Каждый из участников этих вечеров по-своему идентифицировал себя как законного носителя новой советской государственности. Они подтверждали свою классовую принадлежность, называя свой род занятий. Например, одна из работниц предварила свои воспоминания на вечере в июне 1927 года следующим образом: «Я служила в Международном Банке уборщицей. Многие считали, что я служила конторщицей, но это не так – я была уборщицей»[835]

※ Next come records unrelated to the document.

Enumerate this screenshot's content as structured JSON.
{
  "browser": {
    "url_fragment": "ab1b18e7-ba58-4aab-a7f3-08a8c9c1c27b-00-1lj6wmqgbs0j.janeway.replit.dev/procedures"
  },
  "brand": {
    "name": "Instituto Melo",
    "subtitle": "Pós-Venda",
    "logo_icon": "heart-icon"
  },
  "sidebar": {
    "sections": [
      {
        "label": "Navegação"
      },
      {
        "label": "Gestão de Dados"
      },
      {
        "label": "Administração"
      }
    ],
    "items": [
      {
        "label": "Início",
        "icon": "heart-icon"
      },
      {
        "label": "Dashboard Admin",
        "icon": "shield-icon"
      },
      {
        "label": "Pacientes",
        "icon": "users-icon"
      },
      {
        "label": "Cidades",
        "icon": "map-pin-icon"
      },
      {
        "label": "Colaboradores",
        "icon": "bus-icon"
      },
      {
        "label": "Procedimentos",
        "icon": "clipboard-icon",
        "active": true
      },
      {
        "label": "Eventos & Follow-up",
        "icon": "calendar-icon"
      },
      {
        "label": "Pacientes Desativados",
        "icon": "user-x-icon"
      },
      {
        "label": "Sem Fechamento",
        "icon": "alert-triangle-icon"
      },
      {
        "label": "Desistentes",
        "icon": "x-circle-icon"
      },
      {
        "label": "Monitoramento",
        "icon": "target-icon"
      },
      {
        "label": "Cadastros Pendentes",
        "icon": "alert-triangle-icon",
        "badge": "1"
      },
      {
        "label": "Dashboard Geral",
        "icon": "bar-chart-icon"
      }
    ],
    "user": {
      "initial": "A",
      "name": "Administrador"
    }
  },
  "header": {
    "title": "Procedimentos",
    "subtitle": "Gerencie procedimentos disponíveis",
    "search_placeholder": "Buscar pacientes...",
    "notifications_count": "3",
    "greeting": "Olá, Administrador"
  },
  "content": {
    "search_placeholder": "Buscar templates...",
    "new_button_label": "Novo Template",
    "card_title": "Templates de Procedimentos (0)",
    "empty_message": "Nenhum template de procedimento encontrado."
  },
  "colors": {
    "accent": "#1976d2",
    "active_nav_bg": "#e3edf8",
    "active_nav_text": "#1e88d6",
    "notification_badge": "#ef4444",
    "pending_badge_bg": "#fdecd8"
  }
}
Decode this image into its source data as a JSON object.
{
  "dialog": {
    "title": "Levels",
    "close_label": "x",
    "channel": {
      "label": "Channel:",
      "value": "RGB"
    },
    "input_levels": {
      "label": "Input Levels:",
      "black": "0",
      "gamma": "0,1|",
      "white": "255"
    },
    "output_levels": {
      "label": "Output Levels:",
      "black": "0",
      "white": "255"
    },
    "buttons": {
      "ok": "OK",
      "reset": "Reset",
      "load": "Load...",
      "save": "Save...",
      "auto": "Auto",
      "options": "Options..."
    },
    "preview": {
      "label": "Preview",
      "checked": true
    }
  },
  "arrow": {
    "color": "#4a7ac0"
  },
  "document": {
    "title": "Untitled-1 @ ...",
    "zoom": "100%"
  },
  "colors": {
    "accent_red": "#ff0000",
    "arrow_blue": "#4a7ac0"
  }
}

. На классовую принадлежность можно было ссылаться при отсутствии желаемой партийной принадлежности: «Я был беспартийный, но я придерживался партийных взглядов, потому что я был сыном крестьянина и учитывал положение рабочих», – сказал один из рабочих на другом вечере[836]. Подлинность претензий на принадлежность к новому порядку, конечно, уже была обеспечена самим присутствием людей на этих вечерах. Более того, многие в своих воспоминаниях демонстрировали чувство превосходства над другими членами общества, выделяя себя из невежественных или пассивных масс: «В Смольном было видно, что что-то должно случиться, а на улице ничего не было заметно»[837].Многие из участников и очевидцев называли собственные моменты революционного прозрения. Так, один человек, присутствовавший при прибытии Ленина на Финляндский вокзал 16 апреля 1917 года, вспоминал, что слышал, как Ленин сказал: «“Да здравствует Социалистическая Республика!” и в этих словах нужно было понять, что революция продолжается дальше и готовится к 25-му Октября»[838]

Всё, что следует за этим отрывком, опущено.